Nonempty simplicial sets

@[reducible, inline]

abbrev SSet.Nonempty (X : SSet) : Prop

A simplicial set is nonempty when the type of 0-simplices is nonempty.

Equations

• X.Nonempty = Nonempty (X.obj (Opposite.op { len := 0 }))

instance SSet.instNonemptyObjOppositeSimplexCategoryOfNonempty (X : SSet) (n : SimplexCategoryᵒᵖ) [X.Nonempty] : Nonempty (X.obj n)

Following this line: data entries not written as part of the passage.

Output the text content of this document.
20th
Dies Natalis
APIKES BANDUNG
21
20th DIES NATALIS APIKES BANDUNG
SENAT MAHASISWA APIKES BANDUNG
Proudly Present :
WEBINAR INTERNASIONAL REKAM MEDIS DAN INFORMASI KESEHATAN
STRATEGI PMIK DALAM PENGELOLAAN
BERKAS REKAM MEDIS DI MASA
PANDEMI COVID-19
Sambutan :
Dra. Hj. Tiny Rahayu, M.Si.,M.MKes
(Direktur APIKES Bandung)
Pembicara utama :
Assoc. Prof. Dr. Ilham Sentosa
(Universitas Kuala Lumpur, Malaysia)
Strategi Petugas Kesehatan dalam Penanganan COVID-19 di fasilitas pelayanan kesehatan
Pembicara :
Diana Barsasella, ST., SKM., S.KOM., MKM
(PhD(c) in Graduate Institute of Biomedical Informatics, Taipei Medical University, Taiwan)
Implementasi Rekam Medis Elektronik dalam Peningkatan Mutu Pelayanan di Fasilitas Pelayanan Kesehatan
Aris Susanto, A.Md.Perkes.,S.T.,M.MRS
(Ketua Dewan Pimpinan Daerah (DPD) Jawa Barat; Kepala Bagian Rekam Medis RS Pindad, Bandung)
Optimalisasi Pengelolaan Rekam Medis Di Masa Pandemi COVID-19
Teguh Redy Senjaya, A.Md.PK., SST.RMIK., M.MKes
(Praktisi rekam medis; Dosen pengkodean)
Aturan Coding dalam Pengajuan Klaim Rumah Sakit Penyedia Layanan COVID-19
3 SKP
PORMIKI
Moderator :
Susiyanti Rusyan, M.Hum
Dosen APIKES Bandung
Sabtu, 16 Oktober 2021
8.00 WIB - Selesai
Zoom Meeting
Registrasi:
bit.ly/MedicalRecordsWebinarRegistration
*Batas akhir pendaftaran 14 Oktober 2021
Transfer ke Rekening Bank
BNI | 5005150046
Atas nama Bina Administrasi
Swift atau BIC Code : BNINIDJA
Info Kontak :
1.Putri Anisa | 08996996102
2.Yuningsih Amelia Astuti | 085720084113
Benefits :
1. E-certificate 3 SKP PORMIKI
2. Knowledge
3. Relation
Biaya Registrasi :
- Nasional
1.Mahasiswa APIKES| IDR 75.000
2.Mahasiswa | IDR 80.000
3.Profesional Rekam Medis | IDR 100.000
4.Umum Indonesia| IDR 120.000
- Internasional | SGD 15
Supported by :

instance SSet.instNonemptyNOfNonempty (X : SSet) [X.Nonempty] : Nonempty X.N

instance SSet.instNonemptySOfNonempty (X : SSet) [X.Nonempty] : Nonempty X.S

instance SSet.instNonemptyNerveOfNonempty (T : Type u) [Preorder T] [Nonempty T] : (CategoryTheory.nerve T).Nonempty

instance SSet.instNonemptyObjSimplexCategoryStdSimplex (n : SimplexCategory) : (stdSimplex.obj n).Nonempty

theorem SSet.nonempty_of_hom {X Y : SSet} (f : Y ⟶ X) [Y.Nonempty] : X.Nonempty

theorem SSet.notNonempty_iff_hasDimensionLT_zero (X : SSet) : ¬X.Nonempty ↔ X.HasDimensionLT 0

def SSet.isInitialOfNotNonempty {X : SSet} (hX : ¬X.Nonempty) : CategoryTheory.Limits.IsInitial X

If a simplicial set is not nonempty, it is an initial object.

Equations

• SSet.isInitialOfNotNonempty hX = CategoryTheory.Limits.IsInitial.ofUniqueHom (fun (x : SSet) => { app := fun (x_1 : SimplexCategoryᵒᵖ) (x_2 : X.obj x_1) => isEmptyElim x_2, naturality := ⋯ }) ⋯